Alors qu'il se présentait aux lancers francs, le consultant Chris Singleton et le journaliste Tony Masson ont tout d'abord qualifié «d'étonnant» son passage par le Grand-Duché avant de gentiment moquer son raté sur la ligne des lancers, quelques secondes plus tard: «Ça c'était le lancer franc version Luxembourg».

Une petite plaisanterie pas bien méchante. Moins en tout cas que le «crossover» ravageur de la star adverse Damian Lilliard en début de seconde mi-temps.
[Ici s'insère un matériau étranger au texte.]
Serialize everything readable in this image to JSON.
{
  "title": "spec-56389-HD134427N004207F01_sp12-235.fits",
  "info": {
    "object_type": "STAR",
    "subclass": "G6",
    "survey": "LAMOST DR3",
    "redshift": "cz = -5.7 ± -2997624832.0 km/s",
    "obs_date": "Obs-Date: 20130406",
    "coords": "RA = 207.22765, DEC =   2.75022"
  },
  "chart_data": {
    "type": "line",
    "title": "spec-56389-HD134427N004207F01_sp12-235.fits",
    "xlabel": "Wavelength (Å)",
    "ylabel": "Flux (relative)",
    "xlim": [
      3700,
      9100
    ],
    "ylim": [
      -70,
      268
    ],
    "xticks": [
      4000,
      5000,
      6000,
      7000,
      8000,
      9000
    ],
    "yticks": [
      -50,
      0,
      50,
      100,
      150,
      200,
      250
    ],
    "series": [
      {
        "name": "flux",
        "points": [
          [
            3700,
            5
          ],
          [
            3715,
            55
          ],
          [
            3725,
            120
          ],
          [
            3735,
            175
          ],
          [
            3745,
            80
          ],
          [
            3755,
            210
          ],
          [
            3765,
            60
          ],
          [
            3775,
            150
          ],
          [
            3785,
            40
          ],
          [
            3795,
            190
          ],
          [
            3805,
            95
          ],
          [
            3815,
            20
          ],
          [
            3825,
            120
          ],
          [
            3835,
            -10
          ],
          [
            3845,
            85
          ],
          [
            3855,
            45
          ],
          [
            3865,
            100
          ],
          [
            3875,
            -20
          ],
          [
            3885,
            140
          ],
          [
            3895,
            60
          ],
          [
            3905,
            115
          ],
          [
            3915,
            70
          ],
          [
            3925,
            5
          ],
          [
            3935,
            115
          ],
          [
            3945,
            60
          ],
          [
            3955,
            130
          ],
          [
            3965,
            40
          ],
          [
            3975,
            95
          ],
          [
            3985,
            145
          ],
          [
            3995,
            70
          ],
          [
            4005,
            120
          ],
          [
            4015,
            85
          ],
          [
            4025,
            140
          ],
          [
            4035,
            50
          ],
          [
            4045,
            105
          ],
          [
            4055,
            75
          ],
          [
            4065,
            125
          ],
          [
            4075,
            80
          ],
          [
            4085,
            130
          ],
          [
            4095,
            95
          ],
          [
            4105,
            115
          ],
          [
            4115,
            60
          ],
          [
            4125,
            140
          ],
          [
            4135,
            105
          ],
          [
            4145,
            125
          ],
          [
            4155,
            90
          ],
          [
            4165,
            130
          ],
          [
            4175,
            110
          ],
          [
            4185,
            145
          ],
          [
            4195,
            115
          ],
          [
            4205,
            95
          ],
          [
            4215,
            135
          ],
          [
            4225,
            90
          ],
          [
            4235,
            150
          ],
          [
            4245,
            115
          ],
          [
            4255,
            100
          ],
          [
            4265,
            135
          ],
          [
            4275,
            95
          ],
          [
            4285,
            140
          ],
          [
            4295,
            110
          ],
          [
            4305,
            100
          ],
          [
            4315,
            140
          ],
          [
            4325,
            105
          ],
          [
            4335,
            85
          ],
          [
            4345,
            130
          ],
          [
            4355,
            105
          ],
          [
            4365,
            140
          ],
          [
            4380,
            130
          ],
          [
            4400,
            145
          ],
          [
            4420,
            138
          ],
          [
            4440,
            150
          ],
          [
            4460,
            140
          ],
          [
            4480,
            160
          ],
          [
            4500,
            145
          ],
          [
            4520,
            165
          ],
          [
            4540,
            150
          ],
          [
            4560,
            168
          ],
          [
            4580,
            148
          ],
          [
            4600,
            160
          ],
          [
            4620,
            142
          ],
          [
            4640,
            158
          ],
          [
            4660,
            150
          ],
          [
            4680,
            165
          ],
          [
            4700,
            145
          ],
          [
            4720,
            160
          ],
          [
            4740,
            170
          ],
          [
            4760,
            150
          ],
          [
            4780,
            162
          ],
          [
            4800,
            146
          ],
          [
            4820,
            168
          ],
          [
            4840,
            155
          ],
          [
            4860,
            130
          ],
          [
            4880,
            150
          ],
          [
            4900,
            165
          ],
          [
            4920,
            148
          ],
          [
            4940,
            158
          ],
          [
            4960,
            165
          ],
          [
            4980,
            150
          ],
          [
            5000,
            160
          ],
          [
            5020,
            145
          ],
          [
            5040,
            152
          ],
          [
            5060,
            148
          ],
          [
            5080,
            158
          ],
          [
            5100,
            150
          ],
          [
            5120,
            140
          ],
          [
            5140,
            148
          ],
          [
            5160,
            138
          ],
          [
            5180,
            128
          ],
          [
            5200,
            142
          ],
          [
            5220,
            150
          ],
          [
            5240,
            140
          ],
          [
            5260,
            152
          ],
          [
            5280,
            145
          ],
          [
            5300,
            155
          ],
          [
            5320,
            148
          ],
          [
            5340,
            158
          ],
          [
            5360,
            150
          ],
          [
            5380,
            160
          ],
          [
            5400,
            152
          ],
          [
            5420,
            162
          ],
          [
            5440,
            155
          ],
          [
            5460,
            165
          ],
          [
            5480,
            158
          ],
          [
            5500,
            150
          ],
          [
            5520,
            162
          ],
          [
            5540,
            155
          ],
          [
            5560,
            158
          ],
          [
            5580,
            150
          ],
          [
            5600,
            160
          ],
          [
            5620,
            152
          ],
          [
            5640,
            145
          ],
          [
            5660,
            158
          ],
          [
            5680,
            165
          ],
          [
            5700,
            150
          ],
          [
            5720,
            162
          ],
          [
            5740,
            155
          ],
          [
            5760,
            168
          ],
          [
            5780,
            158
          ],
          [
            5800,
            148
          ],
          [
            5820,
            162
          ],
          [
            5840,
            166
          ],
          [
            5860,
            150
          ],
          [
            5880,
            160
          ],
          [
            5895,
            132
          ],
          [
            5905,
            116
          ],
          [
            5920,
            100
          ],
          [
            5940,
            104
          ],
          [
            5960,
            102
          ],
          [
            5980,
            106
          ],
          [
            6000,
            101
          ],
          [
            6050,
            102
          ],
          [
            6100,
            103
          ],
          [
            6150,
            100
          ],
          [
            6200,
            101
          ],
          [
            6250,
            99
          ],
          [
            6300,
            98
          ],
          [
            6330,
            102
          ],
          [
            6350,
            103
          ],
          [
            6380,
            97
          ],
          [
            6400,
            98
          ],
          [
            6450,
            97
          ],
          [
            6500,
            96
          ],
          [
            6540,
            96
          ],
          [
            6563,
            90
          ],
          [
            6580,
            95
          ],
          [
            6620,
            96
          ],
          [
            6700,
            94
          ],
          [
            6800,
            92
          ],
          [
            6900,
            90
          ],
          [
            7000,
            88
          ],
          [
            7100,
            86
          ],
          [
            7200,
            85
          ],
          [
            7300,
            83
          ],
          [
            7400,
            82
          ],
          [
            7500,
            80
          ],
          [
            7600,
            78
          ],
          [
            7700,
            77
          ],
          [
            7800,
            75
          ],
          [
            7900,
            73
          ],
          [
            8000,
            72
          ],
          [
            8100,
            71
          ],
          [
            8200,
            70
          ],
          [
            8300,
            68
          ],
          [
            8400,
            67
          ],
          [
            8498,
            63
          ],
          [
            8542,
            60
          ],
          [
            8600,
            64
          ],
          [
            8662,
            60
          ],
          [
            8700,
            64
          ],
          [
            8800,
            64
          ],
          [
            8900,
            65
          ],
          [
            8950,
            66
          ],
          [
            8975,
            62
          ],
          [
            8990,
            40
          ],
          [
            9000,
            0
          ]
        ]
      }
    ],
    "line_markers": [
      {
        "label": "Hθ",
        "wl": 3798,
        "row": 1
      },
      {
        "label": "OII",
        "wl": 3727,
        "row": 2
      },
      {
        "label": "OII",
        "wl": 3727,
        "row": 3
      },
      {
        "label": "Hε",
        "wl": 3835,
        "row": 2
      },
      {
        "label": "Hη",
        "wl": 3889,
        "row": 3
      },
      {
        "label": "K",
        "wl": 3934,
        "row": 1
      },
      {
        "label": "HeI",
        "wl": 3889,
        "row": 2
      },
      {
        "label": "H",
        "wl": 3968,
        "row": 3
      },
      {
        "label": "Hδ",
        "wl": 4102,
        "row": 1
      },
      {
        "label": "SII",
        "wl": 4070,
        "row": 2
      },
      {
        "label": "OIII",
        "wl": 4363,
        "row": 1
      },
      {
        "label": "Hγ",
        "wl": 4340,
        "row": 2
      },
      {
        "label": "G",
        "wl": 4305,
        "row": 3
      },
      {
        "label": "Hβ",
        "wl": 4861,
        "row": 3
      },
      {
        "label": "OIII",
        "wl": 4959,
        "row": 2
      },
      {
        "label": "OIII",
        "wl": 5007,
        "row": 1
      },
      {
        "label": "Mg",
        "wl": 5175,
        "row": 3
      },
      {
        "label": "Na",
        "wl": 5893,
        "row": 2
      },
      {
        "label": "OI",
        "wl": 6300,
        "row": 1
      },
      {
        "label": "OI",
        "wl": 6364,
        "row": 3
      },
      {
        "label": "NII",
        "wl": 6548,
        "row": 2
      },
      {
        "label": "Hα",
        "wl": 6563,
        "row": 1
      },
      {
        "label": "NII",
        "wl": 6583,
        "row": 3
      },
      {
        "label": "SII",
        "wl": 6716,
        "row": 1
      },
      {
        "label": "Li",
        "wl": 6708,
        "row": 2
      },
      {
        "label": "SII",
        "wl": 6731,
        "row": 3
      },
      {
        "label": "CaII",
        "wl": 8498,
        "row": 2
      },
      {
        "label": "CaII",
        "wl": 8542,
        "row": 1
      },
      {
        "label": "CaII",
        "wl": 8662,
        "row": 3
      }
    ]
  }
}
Venu défendre sur le meneur des Blazers, l'Américain de 26 ans s'est retrouvé au sol sur le mouvement rapide du All-Star, qui a tout de suite enchaîné avec un tir à trois points longue distance.

Un «highlight» pas vraiment à l'image de la rencontre d'Alfonzo McKinnie, qui a répondu présent avec un honorable 5/12 au tir pour douze points au total, mais surtout un panier décisif dans les dernières minutes de la prolongation.

«Ce mec est passé du Luxembourg aux finales NBA»

Son équipe des Warriors s'est d'ailleurs imposée 119-117 à Portland pour avancer vers sa cinquième finale NBA consécutive. La première pour Alfonzo McKinnie, qui devient bien évidemment le premier joueur à avoir évolué au Luxembourg, à atteindre de tels sommets.

«Ce mec est passé du Luxembourg aux finales NBA», a commenté son coéquipier Klay Thompson, dans les vestiaires après le match. «C'est un sentiment surréaliste pour moi. Aucun mot ne peut décrire ce que je vis. Je repense à mon parcours, là où tout a commencé». En Nationale 2 luxembourgeoise, à Berbourg-Wasserbillig...

(Thomas Holzer/L'essentiel)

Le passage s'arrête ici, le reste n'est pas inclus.